The Circus De Bonus lives on in these fools,
“eh? what?” “frole!” “uh huh huh huh with our tools!”

The goose may be buckled but saved are not fruits,
For Buckland is wearing some awfullly big boots,

And the bad combination, whilst searching for snatch,
has wrought merry hell on the gooseberry patch,

The bald one seems prescient of the miserable caper,
Apparently he read it in tomorrows dewspaper!!

The farmer surveys all this wretched business, then crumples and sobs,
at which the poor fellow’s trousers, the turkey deftly then robs,

“Really!!” says Turkey, and turns not to see,
Before filling a bowl of gooseberries for tea,

To make matters worse, buckled goose be now merry,
having stumbled across the Comte’s crate of cheap sherry,

The trouserless farmer the tool-horse doth spy,
In sherry struck fervour its luck it doth try,

In the midst of it’s grappling, buckle once more blows his horn,
the once-was-goose becomes now a prawn!

‘Frole!’ cries the bald Simon ‘A h’miracle odd,
‘now he’s prawn again, h’I h’believe h’I’ve found Cod!’

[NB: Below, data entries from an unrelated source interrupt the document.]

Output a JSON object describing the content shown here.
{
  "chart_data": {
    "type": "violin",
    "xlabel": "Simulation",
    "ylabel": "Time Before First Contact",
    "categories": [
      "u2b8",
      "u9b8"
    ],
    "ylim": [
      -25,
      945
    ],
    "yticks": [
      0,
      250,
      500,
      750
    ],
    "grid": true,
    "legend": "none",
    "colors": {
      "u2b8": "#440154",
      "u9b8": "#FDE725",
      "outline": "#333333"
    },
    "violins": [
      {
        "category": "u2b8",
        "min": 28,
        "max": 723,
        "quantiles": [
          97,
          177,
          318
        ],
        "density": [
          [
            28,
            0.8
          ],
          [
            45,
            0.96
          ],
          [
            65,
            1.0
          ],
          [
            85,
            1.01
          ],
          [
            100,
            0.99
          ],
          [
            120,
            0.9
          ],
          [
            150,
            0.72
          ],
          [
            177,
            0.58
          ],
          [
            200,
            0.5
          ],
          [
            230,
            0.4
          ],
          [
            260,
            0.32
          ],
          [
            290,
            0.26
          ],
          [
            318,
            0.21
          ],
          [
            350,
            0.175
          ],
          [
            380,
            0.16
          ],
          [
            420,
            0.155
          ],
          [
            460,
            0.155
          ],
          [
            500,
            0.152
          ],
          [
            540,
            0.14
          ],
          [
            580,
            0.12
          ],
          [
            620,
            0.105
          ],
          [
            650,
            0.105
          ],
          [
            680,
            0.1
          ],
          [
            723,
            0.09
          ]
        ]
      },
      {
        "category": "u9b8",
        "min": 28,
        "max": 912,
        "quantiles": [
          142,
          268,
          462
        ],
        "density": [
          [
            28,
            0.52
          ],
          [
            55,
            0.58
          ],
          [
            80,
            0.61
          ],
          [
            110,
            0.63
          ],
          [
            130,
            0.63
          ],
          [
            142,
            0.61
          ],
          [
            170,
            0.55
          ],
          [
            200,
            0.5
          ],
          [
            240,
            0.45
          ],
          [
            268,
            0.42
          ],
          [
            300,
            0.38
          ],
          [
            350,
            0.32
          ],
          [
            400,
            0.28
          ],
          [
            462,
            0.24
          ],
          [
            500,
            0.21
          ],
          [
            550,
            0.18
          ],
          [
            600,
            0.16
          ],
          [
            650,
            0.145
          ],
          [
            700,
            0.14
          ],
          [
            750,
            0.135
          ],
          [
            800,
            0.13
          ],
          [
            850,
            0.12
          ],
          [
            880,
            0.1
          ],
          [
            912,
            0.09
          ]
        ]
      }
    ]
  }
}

“Ho by god” cries the farmer,”you’ll drive be deranged!”
then his simple appearance starts to shimmer and change,

Cloak, hair and pincers, in turn all appear,
It’s Bikle all right, is he pleased to be here?

Not bloody likely, to escape from this joke,
he’d fled to this farm and a labourer’s yoke,

One cries ‘Ho, what’s wrong Bikle?’ amongst other sounds,
As about the poor fellow the fools gather round,

His prize gooseberies ruined, of his trousers relieved,
no wonder our old friend is looking aggrieved,

Now Buckland comes forward from out of the crowd,
With a consoling air he announces quite loud:

“What’s wrong Bikle I thought you’d be pleased!”
At which the erstwhile farmer goes weak at the knees,

“Ho by lord!” Bikle cries and continues by screaming
“Wake be up someone I bust just be dreaming!!”